The opulence had been too much for me. The conference cocktails and movie event, complete with personalised popcorn holders, and much grandstanding was more than I could handle. I had been in the land of glass and chrome for 2 full days, and I needed to do ‘normal’. So I had caught an Uber, and found a little family steak ranch type place which smelled of frying chips, with slightly greasy picnic style tables and overweight waitresses.
This felt a little better.
I was still in the city, there was no escaping that, but this was something with which I was more familiar.
I found a corner table, with a power point, plugged in my laptop, hot-spotted my phone, ordered a Zamalek, and dialled into a meeting I had scheduled. Music blared from a speaker above me. Eighties pop tunes, and the waitress assured me that there was no way they could turn the volume down. Her look suggested it would be simpler to put a man on the moon, so I didn’t pursue it.
Later, as Mike shouted down the phone from Cape Town to make himself heard above the din, I signalled to another waitress, whose look I had interpreted as sympathetic. I was wrong. The music went up a few decibels.
After the meeting I ordered a burger before the kitchen closed, and sat on the now deserted deck out front and enjoyed some good wholesome junk food. No more delicate canapes with little whisps of micro greens….no more tartlets with frilly pastry and diced strawberries. This was the real deal, and it felt good.
Later, as waiters changed to go home, I hovered out front waiting for an Uber that never arrived.
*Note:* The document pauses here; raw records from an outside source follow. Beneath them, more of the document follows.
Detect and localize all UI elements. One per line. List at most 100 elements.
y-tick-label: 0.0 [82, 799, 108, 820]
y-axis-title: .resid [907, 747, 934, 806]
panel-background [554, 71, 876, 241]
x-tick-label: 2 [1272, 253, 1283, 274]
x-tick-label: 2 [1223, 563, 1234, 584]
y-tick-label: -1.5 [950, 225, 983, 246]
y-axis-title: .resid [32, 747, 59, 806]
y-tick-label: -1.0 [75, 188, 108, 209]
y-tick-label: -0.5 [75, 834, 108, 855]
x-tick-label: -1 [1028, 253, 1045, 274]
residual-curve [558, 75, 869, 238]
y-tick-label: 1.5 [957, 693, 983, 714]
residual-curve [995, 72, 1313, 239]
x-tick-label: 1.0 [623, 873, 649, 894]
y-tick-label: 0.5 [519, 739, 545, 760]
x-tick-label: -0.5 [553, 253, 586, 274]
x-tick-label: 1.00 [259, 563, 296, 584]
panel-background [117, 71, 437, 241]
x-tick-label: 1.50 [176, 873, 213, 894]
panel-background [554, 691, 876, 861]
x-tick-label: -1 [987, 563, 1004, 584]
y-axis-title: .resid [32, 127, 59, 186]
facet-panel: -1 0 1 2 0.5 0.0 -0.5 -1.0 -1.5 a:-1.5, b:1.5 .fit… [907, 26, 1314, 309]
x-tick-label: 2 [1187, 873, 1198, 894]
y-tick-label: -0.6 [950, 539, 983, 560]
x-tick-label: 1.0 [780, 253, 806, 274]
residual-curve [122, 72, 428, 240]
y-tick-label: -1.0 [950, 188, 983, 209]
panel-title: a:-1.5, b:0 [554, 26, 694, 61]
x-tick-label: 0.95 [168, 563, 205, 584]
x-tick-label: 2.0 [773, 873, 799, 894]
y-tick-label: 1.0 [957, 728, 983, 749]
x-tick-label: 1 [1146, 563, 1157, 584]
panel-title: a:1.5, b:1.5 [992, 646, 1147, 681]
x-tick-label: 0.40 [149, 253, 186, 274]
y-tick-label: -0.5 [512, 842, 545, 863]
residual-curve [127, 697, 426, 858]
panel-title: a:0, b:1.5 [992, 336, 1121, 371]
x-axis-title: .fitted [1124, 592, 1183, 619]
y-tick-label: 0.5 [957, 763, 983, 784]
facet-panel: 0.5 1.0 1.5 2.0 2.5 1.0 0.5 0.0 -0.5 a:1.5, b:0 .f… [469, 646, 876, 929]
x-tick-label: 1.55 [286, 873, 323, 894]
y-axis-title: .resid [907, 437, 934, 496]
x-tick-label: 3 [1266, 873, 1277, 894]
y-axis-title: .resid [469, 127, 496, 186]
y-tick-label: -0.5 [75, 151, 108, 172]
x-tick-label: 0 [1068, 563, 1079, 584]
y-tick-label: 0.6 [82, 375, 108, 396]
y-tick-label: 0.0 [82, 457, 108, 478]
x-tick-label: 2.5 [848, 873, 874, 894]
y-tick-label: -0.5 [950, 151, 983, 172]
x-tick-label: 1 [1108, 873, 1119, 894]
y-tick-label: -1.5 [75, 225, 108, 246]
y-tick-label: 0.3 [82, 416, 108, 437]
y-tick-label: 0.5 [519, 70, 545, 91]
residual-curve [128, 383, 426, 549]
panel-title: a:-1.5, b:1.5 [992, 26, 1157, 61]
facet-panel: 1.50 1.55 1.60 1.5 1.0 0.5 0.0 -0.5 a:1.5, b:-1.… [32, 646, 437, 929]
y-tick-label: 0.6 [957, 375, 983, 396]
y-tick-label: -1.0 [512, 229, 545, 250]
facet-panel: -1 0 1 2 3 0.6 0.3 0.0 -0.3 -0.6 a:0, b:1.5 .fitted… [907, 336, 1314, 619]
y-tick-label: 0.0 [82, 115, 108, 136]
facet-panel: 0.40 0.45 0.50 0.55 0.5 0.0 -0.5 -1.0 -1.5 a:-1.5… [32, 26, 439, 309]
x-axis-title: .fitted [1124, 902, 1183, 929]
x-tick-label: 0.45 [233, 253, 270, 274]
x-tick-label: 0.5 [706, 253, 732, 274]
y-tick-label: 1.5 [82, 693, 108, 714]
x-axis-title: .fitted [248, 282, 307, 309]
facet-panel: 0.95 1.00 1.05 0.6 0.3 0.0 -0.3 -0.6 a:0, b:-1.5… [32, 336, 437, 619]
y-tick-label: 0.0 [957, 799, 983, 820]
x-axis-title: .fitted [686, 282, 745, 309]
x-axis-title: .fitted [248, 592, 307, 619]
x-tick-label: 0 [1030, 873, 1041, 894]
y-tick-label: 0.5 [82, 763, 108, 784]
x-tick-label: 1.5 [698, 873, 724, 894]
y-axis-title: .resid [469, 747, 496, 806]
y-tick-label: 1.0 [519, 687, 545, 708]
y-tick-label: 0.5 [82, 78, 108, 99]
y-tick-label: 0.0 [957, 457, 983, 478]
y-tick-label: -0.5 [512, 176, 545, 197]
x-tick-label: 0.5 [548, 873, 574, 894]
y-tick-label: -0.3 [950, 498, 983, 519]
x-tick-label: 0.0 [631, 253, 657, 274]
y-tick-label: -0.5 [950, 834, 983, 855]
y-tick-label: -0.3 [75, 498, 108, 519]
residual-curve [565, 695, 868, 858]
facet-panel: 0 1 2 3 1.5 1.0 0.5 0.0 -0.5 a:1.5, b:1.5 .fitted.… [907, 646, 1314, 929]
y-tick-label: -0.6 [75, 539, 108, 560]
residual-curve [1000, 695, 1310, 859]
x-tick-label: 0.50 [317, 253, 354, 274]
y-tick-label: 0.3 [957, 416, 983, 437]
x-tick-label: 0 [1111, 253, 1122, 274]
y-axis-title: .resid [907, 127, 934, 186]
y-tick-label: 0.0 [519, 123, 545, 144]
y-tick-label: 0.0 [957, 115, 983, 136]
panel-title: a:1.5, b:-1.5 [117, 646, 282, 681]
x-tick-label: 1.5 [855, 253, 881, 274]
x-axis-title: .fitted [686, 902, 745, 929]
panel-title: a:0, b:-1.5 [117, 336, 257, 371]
Three hundred bucks did the trick, and soon I was on the back of a waiter’s bakkie, with the night air whistling through my hair. The two km walk after that was beautifully grounding, if just a little unnerving (out on the street at night in Gangster Province!), and I was temporarily restored to the point of being able to cope with more swanning waiters in bowties, presentation screens the size of the front of my house, TV cameras swinging overhead on gantries, and the social posturing of the up and coming.
But three days later, no greasy burger and open bakkie ride could save me. I was done with “The Big Smoke”. My levels of tolerance had been exceeded, and I needed to get back to … To whatever it is. What is it?
Gravel roads. Mountain vistas. Farmers. Small town innocence. Poor services.
And Trout of course.
Back in KZN, I climbed in my diesel bakkie, and headed off up the R617. I turned the sound system on, found “Telegraph Road”…the full 14 minute version by Dire Straights, put it on repeat, and turned the volume up high.
“Six lanes of traffic, 3 moving slow. “
“Then came the lawyers, then came the rules”
“A man with a sack on his back.”
I was home!
And on Saturday I was on my local river, losing flies in the logs, watching an otter below the big pool, and catching lithe little Trout.